Für Aufsehen sorgte am Wahlwochenende eine Einmischung aus dem südlichen Nachbarland: Das ungarische Staatsfernsehen strahlte zur besten Sendezeit eine Sendung mit dem Namen »Felvidék« aus. Dies ist der ungarische Name für die frühere Provinz »Oberungarn«, die bis zum Ersten Weltkrieg große Teile der heutigen Slowakei umfaßt hatte. In der Sendung rief der Staatssekretär für Äußeres der nationalkonservativen Regierung in Budapest, Zsolt Németh, die ungarischen Slowaken auf, die zweite Minderheitenpartei SMK zu wählen. Diese ist zwar genauso neoliberal wie die Most-Híd, tritt in Fragen der magyarischen Minderheit jedoch nationalistischer auf. Der Aufruf fruchtete nicht, die Partei schaffte die Prozenthürde nicht. Trotzdem verurteilte der Vorsitzende der Nationalpartei, Ján Slota, die Ausstrahlung des Fernsehens aus Budapest als »internationale Aggression«. Doch auch seine Partei, die regelmäßig mit ungarnfeindlichen Tiraden auffällt, schaffte den Wiedereinzug ins Parlament nicht.

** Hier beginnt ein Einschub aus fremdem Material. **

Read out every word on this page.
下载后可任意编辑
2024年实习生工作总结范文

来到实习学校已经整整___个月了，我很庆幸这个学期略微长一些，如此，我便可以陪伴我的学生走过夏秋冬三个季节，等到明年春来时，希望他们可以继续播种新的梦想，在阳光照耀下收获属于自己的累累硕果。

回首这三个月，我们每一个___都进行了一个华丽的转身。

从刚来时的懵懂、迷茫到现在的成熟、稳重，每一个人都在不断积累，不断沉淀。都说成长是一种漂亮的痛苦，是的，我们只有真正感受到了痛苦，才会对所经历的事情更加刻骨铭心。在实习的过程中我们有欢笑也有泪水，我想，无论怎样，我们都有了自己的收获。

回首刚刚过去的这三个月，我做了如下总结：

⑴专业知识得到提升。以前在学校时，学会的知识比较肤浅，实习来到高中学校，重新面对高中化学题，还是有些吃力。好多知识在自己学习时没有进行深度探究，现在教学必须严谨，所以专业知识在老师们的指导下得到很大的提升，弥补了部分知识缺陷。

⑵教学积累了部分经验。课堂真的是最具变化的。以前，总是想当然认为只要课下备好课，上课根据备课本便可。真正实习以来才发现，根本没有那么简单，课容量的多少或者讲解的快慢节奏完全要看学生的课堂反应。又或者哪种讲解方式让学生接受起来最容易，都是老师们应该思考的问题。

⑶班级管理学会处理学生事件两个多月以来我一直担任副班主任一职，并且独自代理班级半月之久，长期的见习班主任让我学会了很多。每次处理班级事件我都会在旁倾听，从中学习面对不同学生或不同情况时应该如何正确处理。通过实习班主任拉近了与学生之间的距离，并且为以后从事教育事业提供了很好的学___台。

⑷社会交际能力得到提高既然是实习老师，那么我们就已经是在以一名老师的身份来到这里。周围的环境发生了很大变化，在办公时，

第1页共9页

Als Signal nach Brüssel bekannte sich Wahlsieger Robert Fico, der bereits von 2006 bis 2010 Ministerpräsident gewesen war, zur Haushaltskonsolidierung: »Die Europäische Union kann sich auf die SMER verlassen!« Die Mitgliedspartei der europäischen Sozialdemokraten hatte bereits der Verankerung einer Schuldenbremse in der Verfassung zugestimmt. Wie trotzdem die sozialpolitischen Wahlversprechen umgesetzt werden sollen, die der SMER die absolute Mehrheit gebracht haben, bleibt derweil unklar. Als zentrales Ziel seiner zweiten Amtszeit hat Fico die Abschaffung des einheitlichen Steuersatzes von 19 Prozent angekündigt. Für Besserverdienende soll der Steuersatz jedoch nur moderat auf 25 Prozent und für Konzerne auf 22 Prozent steigen. Außerdem wolle die SMER zu einer »gesunden« Regulierungspolitik für Energie- und Nahrungsmittelpreise zurückkehren, kündigte Fico an.

Nachdem die Regierung Radicová die Preisregulierung der ersten Fico-Administration zurückgenommen hatte, waren die Kosten für Nahrungsmittel explodiert. In der Folge mußte die Regierung Mehl und Teigwaren kostenlos an Bedürftige verteilen. Wie schon beim seinem ersten Amtsantritt 2006 will Fico nun alle Privatisierungen stoppen. Davon betroffen sind unter anderem der Verkauf des Flughafens von Bratislava, aber auch verschiedener Kraftwerke. Ob international wieder »enge Beziehungen zu Kuba, Weißrußland und Rußland« geknüpft werden, wie die Frankfurter Allgemeine Zeitung munkelt, ist offen. Der österreichische SPÖ-Politiker Hans Swoboda hatte gesagt, Fico sei ein »viel reiferer Politiker« geworden, und damit eine Annäherung an den Mainstream der europäischen Sozialdemokraten angedeutet.